The Federalists too were helping Burr! These miscreants were "mortified only that he did not separate the Union and overturn the government." The truth was, declares Jefferson, that the Federalists would have joined Burr in order to establish "their favorite monarchy" and rid themselves of "this hated republic," if only the traitor had had "a little dawn of success." Consider the inconsistent attitude of these Federalists. Their first "complaint was the supine inattention of the administration to a treason stalking through the land in the open light of day; the present one, that they [the Administration] have crushed it before it was ripe for execution, so that no overt acts can be proved."
Jefferson confides to Giles that the Government may not be able to establish the commission of overt acts; in fact, he says, "we do not know of a certainty yet what will be proved." But the Administration is already doing its very best: "We have set on foot an inquiry through the whole of the country which has been the scene of these transactions to be able to prove to the courts, if they will give time, or to the public by way of communication to Congress, what the real facts have been" – this three months after Jefferson had asserted, in his Special Message on the conspiracy, that Burr's "guilt is placed beyond question."

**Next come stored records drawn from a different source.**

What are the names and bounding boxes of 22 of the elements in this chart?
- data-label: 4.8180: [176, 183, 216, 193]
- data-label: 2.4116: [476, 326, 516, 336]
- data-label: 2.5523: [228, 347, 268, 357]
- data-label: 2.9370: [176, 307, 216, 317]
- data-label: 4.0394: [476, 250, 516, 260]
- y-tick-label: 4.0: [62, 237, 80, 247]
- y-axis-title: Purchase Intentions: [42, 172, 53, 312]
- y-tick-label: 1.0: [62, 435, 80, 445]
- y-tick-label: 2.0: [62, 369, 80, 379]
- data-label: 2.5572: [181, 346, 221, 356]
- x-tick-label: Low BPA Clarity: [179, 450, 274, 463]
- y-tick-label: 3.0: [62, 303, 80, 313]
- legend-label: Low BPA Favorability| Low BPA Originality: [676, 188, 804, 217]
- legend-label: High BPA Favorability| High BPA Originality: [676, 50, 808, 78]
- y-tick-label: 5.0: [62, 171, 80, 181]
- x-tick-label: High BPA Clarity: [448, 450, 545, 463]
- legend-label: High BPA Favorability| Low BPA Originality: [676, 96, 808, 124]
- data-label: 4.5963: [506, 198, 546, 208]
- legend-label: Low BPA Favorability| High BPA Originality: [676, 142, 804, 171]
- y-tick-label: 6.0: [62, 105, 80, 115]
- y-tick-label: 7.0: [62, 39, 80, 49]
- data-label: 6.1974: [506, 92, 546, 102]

In this universal quest for "the facts," the Government had no help from the National courts, complains the President: "Aided by no process or facilities from Federal Courts,1000 but frowned on by their new-born zeal for the liberty of those whom we would not permit to overthrow the liberties of their country, we can expect no revealments from the accomplices of the chief offender." But witnesses would be produced who would "satisfy the world if not the judges" of Burr's treason. Jefferson enumerates the "overt acts" which the Administration expected to prove.1001
Marshall, of course, stood in the way, for it was plain that "the evidence cannot be collected under 4 months, probably 5." Jefferson had directed his Attorney-General, "unofficially," but "expressly," to "inform the Chief Justice of this." With what result? "Mr. Marshall says, 'more than 5 weeks have elapsed since the opinion of the Supreme Court has declared the necessity of proving the overt acts if they exist. Why are they not proved?' In what terms of decency," growls Jefferson, "can we speak of this? As if an express could go to Natchez or the mouth of the Cumberland and return in 5 weeks, to do which has never taken less than twelve."